Между царствованием Петра и царствованием императрицы Анны, самой значительной фигуры среди его непосредственных наследников, существует определенная преемственность. На протяжении ее правления в тридцатых годах продолжало преобладать влияние прибалтийских немцев. Бартоломео Растрелли, сын литейщика и скульптора, приглашенного в Россию Петром, построил новый Зимний дворец — первую постоянную императорскую резиденцию в новой столице. Но куда больше таланта он потратил на постройку нового дворца Бирона (фаворита Анны) под Митавой (теперь Елгава) в Курляндии. Санкт-Петербург все еще оставался в глазах военных наемников по-своему тяжелым местом службы. Придворная жизнь в новой столице отличалась непроходимой вульгарностью и грубостью. Подобно Петру, Анна держала для развлечения карликов и уродов, а также любила выставлять на посмешище придворные церемонии и самих придворных. Пожалуй, самым замечательным зданием, возведенным в ее царствование, был внушительный ледяной дворец, который она построила на Неве в суровую зиму 1739–1740 гг. Дворец в восемьдесят футов длиной и тридцать три высотой был обставлен мебелью, украшен часами и даже люстрами, отлитыми изо льда. Построен он был главным образом для наказания провинившегося придворного, которого принудили жениться на старой безобразной калмычке и провести брачную ночь нагим в ледяной «опочивальне» дворца, где единственным источником тепла была «новобрачная» [615] .

615

58. Подробное описание, сделанное ведущим физиком Академии наук той поры, см. в брошюре: G.Krafft. Wahrhaffte und Umstandlichc Bcschrcibung und Abbildung des in Monath Januarius, 1740, in St. Petersburg aufgerichteten merkwurdi-gen Hauses von Eiss. — SPb., 1741. Русский вариант — Мышкин. Подлинное и обстоятельное описание ледяного дома, 1887 (с предисловием К. Грязнова). См. также: V. Guillon. Un episode peu connu de l'histoire dc Russie. — Toulouse, 1873; Веселовский. Влияние, 57, примеч. 1; Marsden.

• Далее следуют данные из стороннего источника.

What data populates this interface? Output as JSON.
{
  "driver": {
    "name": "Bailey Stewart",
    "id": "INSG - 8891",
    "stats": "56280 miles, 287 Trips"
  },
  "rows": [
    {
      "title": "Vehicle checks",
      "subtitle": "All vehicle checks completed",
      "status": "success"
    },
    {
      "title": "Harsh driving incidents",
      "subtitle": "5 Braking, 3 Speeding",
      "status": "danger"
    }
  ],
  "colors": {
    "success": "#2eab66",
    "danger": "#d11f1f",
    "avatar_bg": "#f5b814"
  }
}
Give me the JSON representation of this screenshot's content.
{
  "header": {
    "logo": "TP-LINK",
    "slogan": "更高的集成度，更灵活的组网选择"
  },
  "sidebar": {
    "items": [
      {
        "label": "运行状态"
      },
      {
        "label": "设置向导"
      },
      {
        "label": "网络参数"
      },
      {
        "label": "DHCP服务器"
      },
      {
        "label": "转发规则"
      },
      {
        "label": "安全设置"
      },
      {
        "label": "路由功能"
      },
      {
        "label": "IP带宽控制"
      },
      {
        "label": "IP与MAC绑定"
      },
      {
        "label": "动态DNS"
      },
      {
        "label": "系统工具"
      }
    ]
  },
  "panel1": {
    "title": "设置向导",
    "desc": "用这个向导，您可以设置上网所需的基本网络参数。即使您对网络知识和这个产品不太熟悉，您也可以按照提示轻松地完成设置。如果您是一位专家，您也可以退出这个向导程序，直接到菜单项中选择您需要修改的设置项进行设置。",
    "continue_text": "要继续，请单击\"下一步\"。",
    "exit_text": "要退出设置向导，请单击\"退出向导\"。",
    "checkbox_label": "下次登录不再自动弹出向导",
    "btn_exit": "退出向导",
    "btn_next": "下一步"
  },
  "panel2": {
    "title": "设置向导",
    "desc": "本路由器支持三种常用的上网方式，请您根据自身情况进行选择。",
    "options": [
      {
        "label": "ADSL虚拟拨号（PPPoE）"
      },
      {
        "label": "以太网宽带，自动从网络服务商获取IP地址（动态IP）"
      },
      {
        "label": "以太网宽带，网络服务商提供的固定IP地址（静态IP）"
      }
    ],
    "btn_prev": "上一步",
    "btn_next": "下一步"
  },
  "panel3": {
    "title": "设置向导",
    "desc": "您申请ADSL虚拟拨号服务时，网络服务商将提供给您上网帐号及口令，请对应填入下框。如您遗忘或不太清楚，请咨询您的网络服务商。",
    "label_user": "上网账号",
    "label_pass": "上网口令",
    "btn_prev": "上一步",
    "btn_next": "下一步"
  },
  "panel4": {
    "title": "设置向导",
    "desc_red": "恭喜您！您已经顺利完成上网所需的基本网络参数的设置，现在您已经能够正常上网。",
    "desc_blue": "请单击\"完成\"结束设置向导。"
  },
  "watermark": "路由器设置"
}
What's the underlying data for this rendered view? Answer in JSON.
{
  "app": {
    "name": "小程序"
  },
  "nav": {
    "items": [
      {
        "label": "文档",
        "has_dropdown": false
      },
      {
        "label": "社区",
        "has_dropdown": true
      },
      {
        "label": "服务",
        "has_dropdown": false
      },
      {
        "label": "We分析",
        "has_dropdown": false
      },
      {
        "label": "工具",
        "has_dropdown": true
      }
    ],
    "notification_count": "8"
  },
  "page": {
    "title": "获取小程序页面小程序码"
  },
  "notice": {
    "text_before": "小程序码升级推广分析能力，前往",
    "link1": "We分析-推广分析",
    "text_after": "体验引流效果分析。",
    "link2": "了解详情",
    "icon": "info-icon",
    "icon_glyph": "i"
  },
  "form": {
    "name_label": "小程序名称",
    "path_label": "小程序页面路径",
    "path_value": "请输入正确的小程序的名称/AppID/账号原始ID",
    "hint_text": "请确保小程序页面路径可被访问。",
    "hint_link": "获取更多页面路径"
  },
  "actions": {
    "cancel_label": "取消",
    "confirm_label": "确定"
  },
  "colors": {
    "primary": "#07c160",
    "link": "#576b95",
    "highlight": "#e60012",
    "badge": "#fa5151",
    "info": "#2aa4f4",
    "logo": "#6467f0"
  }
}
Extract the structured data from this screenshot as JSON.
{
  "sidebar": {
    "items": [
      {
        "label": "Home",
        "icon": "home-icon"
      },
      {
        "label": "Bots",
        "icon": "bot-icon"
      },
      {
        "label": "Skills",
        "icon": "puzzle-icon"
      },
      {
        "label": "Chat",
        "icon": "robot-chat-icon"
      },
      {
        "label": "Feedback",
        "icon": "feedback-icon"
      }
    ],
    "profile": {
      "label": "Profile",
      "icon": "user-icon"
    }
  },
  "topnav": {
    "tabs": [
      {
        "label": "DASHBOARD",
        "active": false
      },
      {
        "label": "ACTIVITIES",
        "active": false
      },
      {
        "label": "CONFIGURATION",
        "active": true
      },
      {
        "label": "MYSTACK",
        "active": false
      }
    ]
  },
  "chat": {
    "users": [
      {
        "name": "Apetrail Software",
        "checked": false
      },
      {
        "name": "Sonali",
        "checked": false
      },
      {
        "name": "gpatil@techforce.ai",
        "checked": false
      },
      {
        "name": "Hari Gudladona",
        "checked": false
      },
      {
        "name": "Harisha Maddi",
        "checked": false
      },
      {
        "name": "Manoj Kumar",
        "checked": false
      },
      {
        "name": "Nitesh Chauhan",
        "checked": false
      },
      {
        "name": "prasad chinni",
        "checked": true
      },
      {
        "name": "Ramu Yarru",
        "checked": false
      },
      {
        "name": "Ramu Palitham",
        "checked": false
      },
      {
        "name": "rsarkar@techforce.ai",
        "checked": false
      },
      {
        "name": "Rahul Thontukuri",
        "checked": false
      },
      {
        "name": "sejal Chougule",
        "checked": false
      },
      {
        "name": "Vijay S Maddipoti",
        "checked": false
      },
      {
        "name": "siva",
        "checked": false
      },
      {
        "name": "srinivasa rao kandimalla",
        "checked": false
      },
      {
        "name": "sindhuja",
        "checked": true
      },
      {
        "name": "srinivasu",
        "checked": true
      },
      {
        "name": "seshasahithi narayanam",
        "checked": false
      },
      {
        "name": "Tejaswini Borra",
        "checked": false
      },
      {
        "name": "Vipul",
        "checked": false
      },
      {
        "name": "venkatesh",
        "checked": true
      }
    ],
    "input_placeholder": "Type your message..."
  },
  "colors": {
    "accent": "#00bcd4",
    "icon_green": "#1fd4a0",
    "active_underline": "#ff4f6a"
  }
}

Palmira, 96 и след., включая иллюстрации напротив 98.

К тем же оригинальным забавам относится обычай прятать в колоссальные пироги карликов, чтобы они в нужный момент выскакивали наружу для «застольной потехи». Например, Петр на празднике в честь своего сына заказал два пирога с двумя голыми карликами (мужского и женского пола), которые принялись «раскланиваться друг с другом». См.: Записки Вебера // РА, 1872, № 7–8, 1370.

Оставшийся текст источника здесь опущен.